Others say: The president schooled

President Donald Trump may not realize how he's been played by the two most powerful Democrats on Capitol Hill. During a White House meeting last week, Sen. Chuck Schumer of New York and Rep. Nancy Pelosi of California convinced the president to take their side in a debate over raising the debt ceiling and ignore objections from top Republican leaders.

Trump was fresh from visits to Texas, where he heard urgent pleas for disaster relief in the wake of Hurricane Harvey. Schumer and Pelosi, the minority leaders of their respective chambers, convinced Trump that a disaster relief package tied to a three-month extension of the nation's debt ceiling was the fastest way to get aid where it was most needed.

The maneuver worked, and the measure passed both houses by large majorities. But the deal humiliated Senate Majority Leader Mitch McConnell, R-Ky., and House Speaker Paul Ryan, R-Wis., whose well-founded concerns went ignored by Trump. They had argued that an 18-month extension to the debt limit would ensure greater financial stability and avert repeated, divisive debates over the topic ahead of the 2018 elections.

Schumer and Pelosi exploited the president's lingering frustration over McConnell's failure to pass an Obamacare repeal-and-replacement bill and Ryan's seeming disloyalty for having criticized Trump publicly in recent weeks.

The two Democrats appealed to Trump's emotions. The two Republican leaders appealed to his sense of logic. Emotion prevailed.

The $15.3 billion aid package to victims of Hurricane Harvey would probably have passed with little trouble because most members recognized the urgency after record flooding in Houston.

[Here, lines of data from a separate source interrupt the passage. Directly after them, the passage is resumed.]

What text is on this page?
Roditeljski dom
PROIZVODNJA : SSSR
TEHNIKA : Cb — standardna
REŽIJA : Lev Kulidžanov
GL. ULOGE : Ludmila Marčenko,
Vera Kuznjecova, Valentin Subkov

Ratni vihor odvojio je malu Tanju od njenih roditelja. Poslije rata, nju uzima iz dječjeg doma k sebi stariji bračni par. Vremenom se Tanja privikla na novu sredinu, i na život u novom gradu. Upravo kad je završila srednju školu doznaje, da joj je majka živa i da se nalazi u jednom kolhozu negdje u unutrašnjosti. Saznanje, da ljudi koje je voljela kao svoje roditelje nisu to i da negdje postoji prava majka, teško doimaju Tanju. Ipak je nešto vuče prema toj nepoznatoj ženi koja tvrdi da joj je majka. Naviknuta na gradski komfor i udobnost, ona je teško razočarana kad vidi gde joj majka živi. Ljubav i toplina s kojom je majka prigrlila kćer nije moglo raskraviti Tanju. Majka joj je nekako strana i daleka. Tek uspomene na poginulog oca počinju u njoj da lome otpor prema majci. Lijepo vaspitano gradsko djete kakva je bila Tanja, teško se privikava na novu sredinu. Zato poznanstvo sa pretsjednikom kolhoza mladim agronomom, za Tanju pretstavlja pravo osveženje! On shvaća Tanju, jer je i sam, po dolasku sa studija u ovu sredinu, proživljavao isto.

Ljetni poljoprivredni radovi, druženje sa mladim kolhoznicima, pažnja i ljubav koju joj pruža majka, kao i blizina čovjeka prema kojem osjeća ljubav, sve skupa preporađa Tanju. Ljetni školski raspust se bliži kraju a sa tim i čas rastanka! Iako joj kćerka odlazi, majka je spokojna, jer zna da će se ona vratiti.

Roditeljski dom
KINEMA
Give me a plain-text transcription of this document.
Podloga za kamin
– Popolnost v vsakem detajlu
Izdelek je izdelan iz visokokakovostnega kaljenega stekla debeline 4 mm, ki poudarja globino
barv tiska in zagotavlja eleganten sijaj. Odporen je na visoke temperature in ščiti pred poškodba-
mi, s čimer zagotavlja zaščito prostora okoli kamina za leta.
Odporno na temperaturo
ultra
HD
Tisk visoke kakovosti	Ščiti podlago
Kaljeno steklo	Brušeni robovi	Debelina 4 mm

The more serious question was raising the debt ceiling, which is required when the government no longer has funds to pay its bills. Any failure to raise the ceiling would signify default, which would send massive shock waves through financial markets, downgrade the nation's credit rating and cause foreign lenders to rethink future government loans.

Fiscal conservatives hate raising the debt ceiling because it means adding to the already impossibly high $19.84 trillion debt that this generation is passing off to its grandchildren. In the House, 90 members voted against the package. Many conservatives campaigned on promises to force greater fiscal responsibility in Washington. Preventing default is more fiscally responsible than voting against increasing the debt ceiling, but is harder to explain back home.

Schumer and Pelosi correctly recognized the advantages their party gains when Republicans feud. Trump gave the Democrats exactly what they wanted.